However, further investigation of the immune cells involved in this type of liver injury following elevated production of IL-1β and IL-18 has not been documented. A substantial number of neutrophils infiltrate the liver after acetaminophen challenge.11, 12 Neutrophils play an important
role in acetaminophen-induced liver injury, although controversy exists regarding their precise contributions.13 In addition, IL-1β has been reported to be dispensable in the recruitment of neutrophils into the liver and to play a protective Selleckchem Cobimetinib role in the liver injury.14, 15 The mechanism by which neutrophils infiltrate the liver remains unclear.
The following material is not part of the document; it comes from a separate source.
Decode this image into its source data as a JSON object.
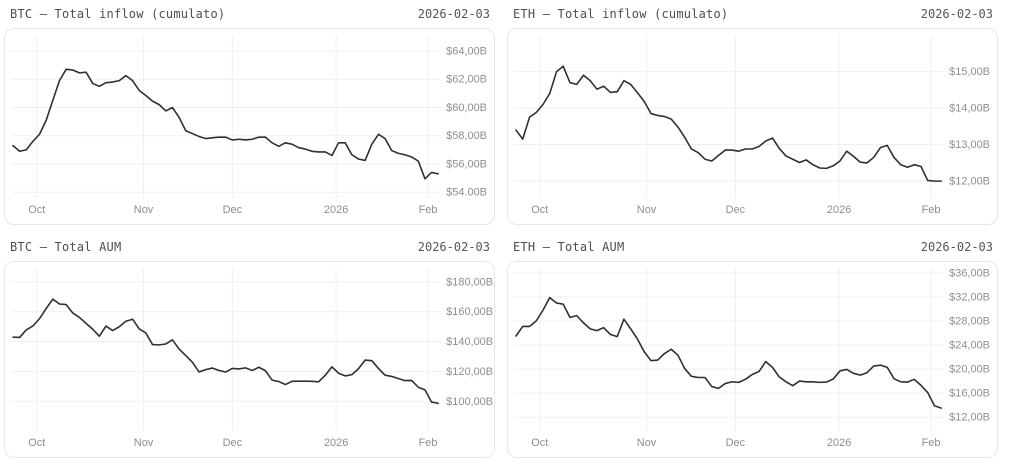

IL-17A was discovered by Rouvier et al.16 and was named cytotoxic T lymphocyte-associated serine esterase-8. T helper (Th)17 cells are recognized as the primary source of IL-17A.17
However, additional innate immune cell populations have been shown to secrete IL-17A, including γδ T cells, NK cells, NKT cells, and neutrophils.18 The receptor for IL-17A is expressed on various types of cells, such as endothelial cells, macrophages, and stromal cells. These cells produce diverse proinflammatory cytokines and chemokines in response to IL-17 to mediate inflammation and induce granulopoiesis and neutrophil recruitment to inflammatory sites.19 γδ T Rapamycin solubility dmso cells are a component of the innate immune cell population and play important roles during physiological processes, such as defense against pathogens, tumor surveillance, and regulation of immune responses through cytokine production (IFN-γ, IL-4,
IL-10, TGF-β, or IL-17A).20 Unlike conventional αβ T cells, IFN-γ- or IL-17A-producing-γδ T cells are stably divided into two subsets during development in the thymus.21 Recent studies have demonstrated that γδ T cells play an important role in infectious and autoimmune diseases in an IL-17A-dependent manner. IL-17A-producing γδ T cells protect against Listeria monocytogenes infection in the murine liver22 and are pathogenic in collagen-induced arthritis.23 However, in the progression of acetaminophen-induced liver injury, whether γδ T cells produce IL-17A, how γδ T cells would produce IL-17A, and whether IL-17A induces neutrophil recruitment and expansion have not been investigated. Necrotic hepatocytes www.selleck.co.jp/products/CAL-101.html release many types of damage-associated molecular pattern molecules (DAMPs), such as high-mobility group box 1 (HMGB1), heat shock proteins, DNA, and cyclophilin A.10, 24, 25 Extracellular HMGB1 acts through multiple receptors, including TLR2, TLR4, TLR9, and the receptor for advanced glycation end products.26 Many cell populations, such as macrophages and endothelial cells, can respond to stimulation with HMGB1.27 HMGB1 has been shown to play an important role in acetaminophen-induced liver injury.28 Blocking HMGB1 with monoclonal antibodies (mAbs) attenuates liver injury.29 In addition to acetaminophen-induced liver injury, HMGB1 also contributes to other liver diseases.